Col. Charles Young, n.d.

African Americans have been part of the United States military since the colonies first sought their freedom from the British Empire. In many ways, the Army's policy toward African Americans has paralleled trends toward segregation and discrimination in the civilian sector. In the end, the integration of the Army was a long overdue, slow, and drawn out process.     

During World War I, Camp A.A. Humphreys [Fort Belvoir] was home to several Service Engineer Battalions which included African American enlisted men. Camp A.A. Humphreys received its first black soldiers in April 1918. The initial 114 soldiers were soon joined by additional African American troops. The steady rise in their numbers peaked in September of that year at 6,051. 1  The majority of the heavy labor performed in association with the initial construction of the camp was attributed to these service battalions.

At the end of World War I, military officers were surveyed regarding the effectiveness of African American soldiers during the war. Falling back on racial stereotypes of the time, most of the comments were negative. The results of this survey were used to help formulate policies between 1922 and 1935 limiting black unit sizes to no larger than regiments. "Between 1931 and 1940, the number of blacks in the Regular Army made up less than 4,000 of the total 118,000 as vacancies and promotions became extremely rare in most segregated units." 2 Youngs Village was constructed at Fort Belvoir during the 1940s as temporary quarters for African Americans in response to the housing need associated with World War II.

Youngs Village School,
Oct. 18, 1946

By the end of World War II, the Army started to review its racial policies. A board was established, headed by Lt. Gen. Alvan Gillem, Jr., to review the position of African Americans in the postwar Army. By November 1945, the Gillem Board had completed its study and reported its findings to the Army Chief of Staff, Dwight D. Eisenhower, who then passed it on to the Office of the Secretary of Defense. The board decided against integration because it "would have been a radical step, out of keeping with the climate of opinion in the country and in the Army itself."3  Instead of integration, the board developed 18 recommendations, based on the philosophy that African Americans had the constitutional right to fight, and that the Army was in a position where it needed to effectively use every soldier. The Gillem Board provided the Army with limited reform, such as giving qualified African American soldiers more opportunities, but ignoring the core issues of segregation all together. By March 1946, the Gillem Board's findings were released to the public.

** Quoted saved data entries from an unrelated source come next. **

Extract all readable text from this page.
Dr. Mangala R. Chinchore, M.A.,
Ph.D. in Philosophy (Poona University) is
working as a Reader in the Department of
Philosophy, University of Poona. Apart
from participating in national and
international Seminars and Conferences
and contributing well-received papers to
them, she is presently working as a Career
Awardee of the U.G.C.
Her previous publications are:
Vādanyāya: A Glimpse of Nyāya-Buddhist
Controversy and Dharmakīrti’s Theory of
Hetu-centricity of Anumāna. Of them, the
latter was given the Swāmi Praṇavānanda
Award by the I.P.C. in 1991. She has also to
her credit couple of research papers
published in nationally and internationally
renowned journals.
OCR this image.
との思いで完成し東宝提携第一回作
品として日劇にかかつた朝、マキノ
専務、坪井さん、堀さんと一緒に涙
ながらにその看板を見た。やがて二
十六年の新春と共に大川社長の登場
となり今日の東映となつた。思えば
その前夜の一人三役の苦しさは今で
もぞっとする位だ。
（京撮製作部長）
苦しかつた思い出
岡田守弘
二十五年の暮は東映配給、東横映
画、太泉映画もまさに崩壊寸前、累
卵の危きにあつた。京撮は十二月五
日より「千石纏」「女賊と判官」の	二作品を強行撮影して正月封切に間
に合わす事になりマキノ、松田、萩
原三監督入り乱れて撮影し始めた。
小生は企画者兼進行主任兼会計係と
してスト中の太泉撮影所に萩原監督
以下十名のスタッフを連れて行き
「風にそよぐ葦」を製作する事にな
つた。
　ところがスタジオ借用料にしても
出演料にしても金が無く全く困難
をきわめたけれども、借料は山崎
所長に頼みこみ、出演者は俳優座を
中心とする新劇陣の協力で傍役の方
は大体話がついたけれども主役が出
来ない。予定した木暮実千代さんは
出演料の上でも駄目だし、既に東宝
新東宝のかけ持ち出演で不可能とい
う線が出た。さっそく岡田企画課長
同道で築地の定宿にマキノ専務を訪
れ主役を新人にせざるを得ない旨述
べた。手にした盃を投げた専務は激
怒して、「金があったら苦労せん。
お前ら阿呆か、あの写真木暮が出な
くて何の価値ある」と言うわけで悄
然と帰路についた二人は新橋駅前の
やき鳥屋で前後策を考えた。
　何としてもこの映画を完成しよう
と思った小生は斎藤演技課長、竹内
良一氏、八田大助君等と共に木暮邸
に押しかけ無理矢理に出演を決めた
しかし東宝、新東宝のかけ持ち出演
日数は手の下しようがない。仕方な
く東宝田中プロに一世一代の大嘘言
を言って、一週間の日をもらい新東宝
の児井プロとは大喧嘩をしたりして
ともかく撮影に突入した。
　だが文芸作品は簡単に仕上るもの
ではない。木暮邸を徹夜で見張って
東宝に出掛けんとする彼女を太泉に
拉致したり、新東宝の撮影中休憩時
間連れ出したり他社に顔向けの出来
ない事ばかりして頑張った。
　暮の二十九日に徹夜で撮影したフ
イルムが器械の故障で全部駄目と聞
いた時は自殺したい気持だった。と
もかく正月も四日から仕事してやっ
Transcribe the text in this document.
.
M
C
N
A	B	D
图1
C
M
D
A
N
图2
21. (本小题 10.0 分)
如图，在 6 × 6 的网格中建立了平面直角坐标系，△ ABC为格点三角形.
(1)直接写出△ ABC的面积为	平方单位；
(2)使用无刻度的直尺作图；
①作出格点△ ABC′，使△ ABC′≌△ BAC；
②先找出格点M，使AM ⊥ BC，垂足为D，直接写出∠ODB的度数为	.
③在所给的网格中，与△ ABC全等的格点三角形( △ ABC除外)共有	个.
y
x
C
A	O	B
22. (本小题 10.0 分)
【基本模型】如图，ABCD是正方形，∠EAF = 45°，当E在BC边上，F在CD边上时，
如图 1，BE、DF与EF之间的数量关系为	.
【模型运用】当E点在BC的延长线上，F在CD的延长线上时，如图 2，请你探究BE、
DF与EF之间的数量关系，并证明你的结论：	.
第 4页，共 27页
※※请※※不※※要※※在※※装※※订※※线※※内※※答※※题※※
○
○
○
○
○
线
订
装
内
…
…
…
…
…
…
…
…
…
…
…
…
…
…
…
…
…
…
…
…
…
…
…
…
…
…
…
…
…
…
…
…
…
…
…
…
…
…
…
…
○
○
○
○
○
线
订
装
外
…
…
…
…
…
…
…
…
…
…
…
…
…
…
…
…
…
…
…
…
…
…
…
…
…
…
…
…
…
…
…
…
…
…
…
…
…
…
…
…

African American Color Guard, ca. 1943

On Sept. 19, 1946, President Harry Truman established the President's Committee on Civil Rights to examine racial violence and to improve the civil rights of all Americans. The committee presented its findings to the President a little over a year later, making many recommendations for how to correct the situation. One of the policies the committee recommended was to end discrimination and segregation in the armed forces, thereby using the military as what they described as "an instrument of social change." 4  By the time the President transmitted the committee's findings to Congress in February 1948, the references to the military had been removed. On July 26, 1948, President Truman signed Executive Order 9981, providing equal treatment and opportunities for African American serviceman. This Executive Order had little effect on the armed forces because they did not believe segregation was discriminatory.

In February 1949, the Department of Defense created the Personnel Policy Board, which drafted a racial policy eliminating all racial quotas and established uniform draft standards. The policy outlined that all of the military services were to be fully integrated by July 1, 1950. However, numerous obstacles caused the proposed policy to be defeated. By April of the same year, the Personnel Policy Board had drafted another racial policy that the Secretary of Defense, Louis Johnson, signed. This policy reiterated President Truman's Executive Order, but stopped short of full integration.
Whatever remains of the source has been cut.